27 Jun 2021

Wellington exposures: a numbers and vigilance game now

6:40 pm on 27 June 2021

Scientists say the Delta variant of the Covid-19 virus could still be lurking among us, and are backing the government's decision to extend restrictions in Wellington.

Wellington's Taranaki Street Covid-19 testing site on 24 June, 2021.

Wellington's Taranaki Street Covid-19 testing site. Photo: RNZ / Dom Thomas

If anyone was infected on Sunday or Monday, now is around the time they would most likely develop symptoms.

The capital is reaching the crunch point, when anyone who contracted the Delta variant last weekend would be most likely to develop symptoms, University of Canterbury maths and modelling expert Professor Michael Plank said.

He is pleased alert level 2 has been extended, and said it was now a waiting and vigilance game.

The NSW traveller who has since tested positive for the Delta variant was in Wellington from 18 to 21 June. But his partner who travelled with him has only just returned a positive result for the virus on her second test.

"It's essential you stay alert for symptoms," Plank said in a statement.

"If there is even one case lurking out there, it has the potential to spread like wildfire because the Delta variant is so infectious and our vaccination coverage is too low at the moment to slow it down much.

"New South Wales has one of the best contact tracing systems in the world, but it hasn't been able to keep up with the speed the virus is spreading."

By yesterday 2067 of 2444 identified potential contacts of the man had been tested in New Zealand, and all results so far have come back negative.

However, as with the man's partner, the virus can sometimes not show up in the tests early in an infection. And the timing of the partner's result indicates the Sydney man was infectious while here.

So, even after a negative test, all contacts have been asked to stick to the particular instructions they have been given, including isolating, retesting, watching for symptoms and reporting any symptoms that do show up.

And the higher the testing rates go, particularly in Wellington, the more confidence authorities can have to relax the alert levels sooner.

Epidemiologist Nick Wilson said Wellington may not have turned up any cases so far - and may have "dodged a bullet, but we can't relax yet".

"The NZ government has made a wise decision to keep at the current alert level 2 settings for Wellington for at least a few more days given the major problems being caused by the new Delta variant in Australia," Wilson said in a statement.

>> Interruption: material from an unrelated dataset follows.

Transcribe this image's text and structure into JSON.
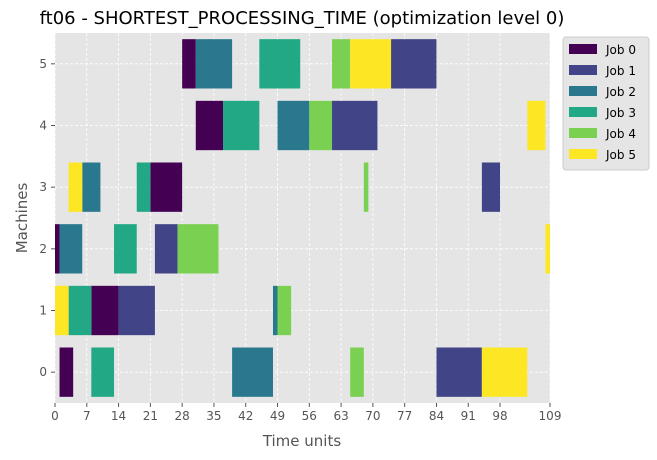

He said now was the time for the government to upgrade fortifications, by ensuring all frontline border and healthcare workers have been vaccinated as well as including masking for indoor venues in the alert level system and making it compulsory to scan in with the Tracer app at high risk indoor venues.

Another epidemiologist, Professor Michael Baker, said the extension was "fully justified", as the numbers of people potentially exposed had the potential to trigger a "super-spreader event" if full precautions are not taken to stop potential transmission.

"Given the timing, it is possible that some of these contacts are still incubating this infection and will only be identified in the coming few days, though the risk is now low," he said in a statement.

Baker told RNZ earlier today that several gaps still exist in the precautions, including compulsory QR code scanning for large venues and a high level of indoor mask use. He said the pause in the quarantine-free trans-Tasman bubble gives us the chance to reassess it.

University of Otago healthcare senior lecturer Lesley Gray said the alert level 2 extension was "reasonable".

She wants pre-departure testing to be introduced for anyone travelling to New Zealand without quarantine.